Et qu'en est-il chez nous? Interrogé à ce sujet, le porte-parole de la Swiss Football League (SFL) Philippe Guggisberg a indiqué que le sujet n'avait pas encore été abordé. Aucun souhait n'a été exprimé par les clubs. La SFL pourrait toutefois s'intéresser à cette pratique à l'avenir.
Markus Mahler, président du FC Aarau, accueillerait favorablement le recours aux cônes. Il était lui-même sur place à Carouge et s'est agacé en observant l'attitude des ramasseurs.
Le président estime que si l'introduction des cônes est décidée au niveau international, «elle devrait aussi devenir un thème chez nous. Je ne vois d'ailleurs rien qui s'y oppose. Les ramasseurs peuvent continuer à faire partie du jeu et ne sont plus directement exposés aux émotions des joueurs. Cela aiderait tout le monde.»
Le CEO du FCA Sandro Burki est du même avis. Il n'était certes pas présent à Carouge, mais il a déjà vécu des situations absurdes sur les terrains:
Sandro Burki poursuit: «Il arrive régulièrement que les équipes à domicile bénéficient d'un avantage avec les ramasseurs de balles.

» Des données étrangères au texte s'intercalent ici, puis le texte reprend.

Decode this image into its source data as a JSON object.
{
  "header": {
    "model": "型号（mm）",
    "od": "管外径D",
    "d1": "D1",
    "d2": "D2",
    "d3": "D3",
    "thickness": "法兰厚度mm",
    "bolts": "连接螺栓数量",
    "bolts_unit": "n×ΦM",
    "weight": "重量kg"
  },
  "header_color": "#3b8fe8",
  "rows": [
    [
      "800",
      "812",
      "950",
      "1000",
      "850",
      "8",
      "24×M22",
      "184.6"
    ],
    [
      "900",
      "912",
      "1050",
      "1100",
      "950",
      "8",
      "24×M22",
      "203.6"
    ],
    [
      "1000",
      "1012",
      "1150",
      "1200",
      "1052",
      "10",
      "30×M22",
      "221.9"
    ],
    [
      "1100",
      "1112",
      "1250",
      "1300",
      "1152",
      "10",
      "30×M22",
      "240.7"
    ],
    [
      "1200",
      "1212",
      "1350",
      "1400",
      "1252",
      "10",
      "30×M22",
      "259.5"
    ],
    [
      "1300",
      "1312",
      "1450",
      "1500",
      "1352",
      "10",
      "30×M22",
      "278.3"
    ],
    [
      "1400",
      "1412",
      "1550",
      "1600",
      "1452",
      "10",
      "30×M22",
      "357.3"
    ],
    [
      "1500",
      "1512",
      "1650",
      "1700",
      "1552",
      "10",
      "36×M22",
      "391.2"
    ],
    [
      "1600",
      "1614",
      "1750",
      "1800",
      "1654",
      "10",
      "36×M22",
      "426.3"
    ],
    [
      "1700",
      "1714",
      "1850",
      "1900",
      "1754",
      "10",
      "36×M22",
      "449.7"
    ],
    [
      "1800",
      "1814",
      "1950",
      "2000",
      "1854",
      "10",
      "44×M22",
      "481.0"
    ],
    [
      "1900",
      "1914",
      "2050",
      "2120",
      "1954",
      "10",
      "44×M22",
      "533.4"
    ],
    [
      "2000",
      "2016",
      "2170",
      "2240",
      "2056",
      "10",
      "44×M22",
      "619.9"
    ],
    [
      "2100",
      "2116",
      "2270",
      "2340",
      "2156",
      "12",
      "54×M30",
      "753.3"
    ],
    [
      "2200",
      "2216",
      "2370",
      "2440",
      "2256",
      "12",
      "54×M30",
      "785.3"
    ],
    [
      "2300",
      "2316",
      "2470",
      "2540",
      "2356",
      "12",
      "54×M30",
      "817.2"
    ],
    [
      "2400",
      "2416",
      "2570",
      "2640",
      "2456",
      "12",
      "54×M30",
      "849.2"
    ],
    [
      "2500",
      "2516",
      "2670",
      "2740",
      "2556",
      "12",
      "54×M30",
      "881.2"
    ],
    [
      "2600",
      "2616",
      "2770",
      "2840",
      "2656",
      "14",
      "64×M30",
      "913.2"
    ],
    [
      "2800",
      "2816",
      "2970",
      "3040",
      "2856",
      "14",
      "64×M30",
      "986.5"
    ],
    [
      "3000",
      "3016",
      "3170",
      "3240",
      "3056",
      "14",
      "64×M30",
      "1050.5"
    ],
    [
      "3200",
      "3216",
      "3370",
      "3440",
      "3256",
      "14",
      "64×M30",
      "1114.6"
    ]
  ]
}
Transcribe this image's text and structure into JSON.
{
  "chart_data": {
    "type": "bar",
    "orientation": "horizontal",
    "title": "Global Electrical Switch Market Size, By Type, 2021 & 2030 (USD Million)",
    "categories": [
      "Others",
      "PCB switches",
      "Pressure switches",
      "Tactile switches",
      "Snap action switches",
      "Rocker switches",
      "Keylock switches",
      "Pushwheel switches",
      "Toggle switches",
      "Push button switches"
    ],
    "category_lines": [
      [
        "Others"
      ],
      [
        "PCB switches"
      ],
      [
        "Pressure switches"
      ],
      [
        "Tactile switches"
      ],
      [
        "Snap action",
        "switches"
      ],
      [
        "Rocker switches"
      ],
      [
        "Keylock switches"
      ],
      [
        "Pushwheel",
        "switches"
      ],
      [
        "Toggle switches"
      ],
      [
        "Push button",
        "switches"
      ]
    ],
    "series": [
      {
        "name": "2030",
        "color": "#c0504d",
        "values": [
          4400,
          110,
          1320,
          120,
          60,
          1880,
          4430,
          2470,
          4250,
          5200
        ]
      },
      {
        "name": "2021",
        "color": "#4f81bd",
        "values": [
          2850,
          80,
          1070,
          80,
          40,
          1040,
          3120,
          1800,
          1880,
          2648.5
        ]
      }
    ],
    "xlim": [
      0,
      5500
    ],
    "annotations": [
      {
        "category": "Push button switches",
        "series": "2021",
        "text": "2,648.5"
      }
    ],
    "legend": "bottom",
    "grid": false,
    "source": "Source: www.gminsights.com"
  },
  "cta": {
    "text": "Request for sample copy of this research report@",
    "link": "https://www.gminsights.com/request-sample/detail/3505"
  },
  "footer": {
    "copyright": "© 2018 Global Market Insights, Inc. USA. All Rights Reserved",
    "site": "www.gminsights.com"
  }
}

Cela s'est déjà produit chez nous aussi. Mais entre-temps, cela a changé. Nos «ballkids» traitent tous les joueurs de la même manière. Nous ne voulons plus d'incident comme celui de 2021.»
Burki est lui-même membre du comité de la SFL et pourrait s'imaginer mettre cette proposition sur la table lors de la prochaine réunion: «Pour moi, cela ressemble à un changement positif dont nous devrions nous occuper au sein du comité, afin que les choses se passent avec la même équité sur tous les terrains.»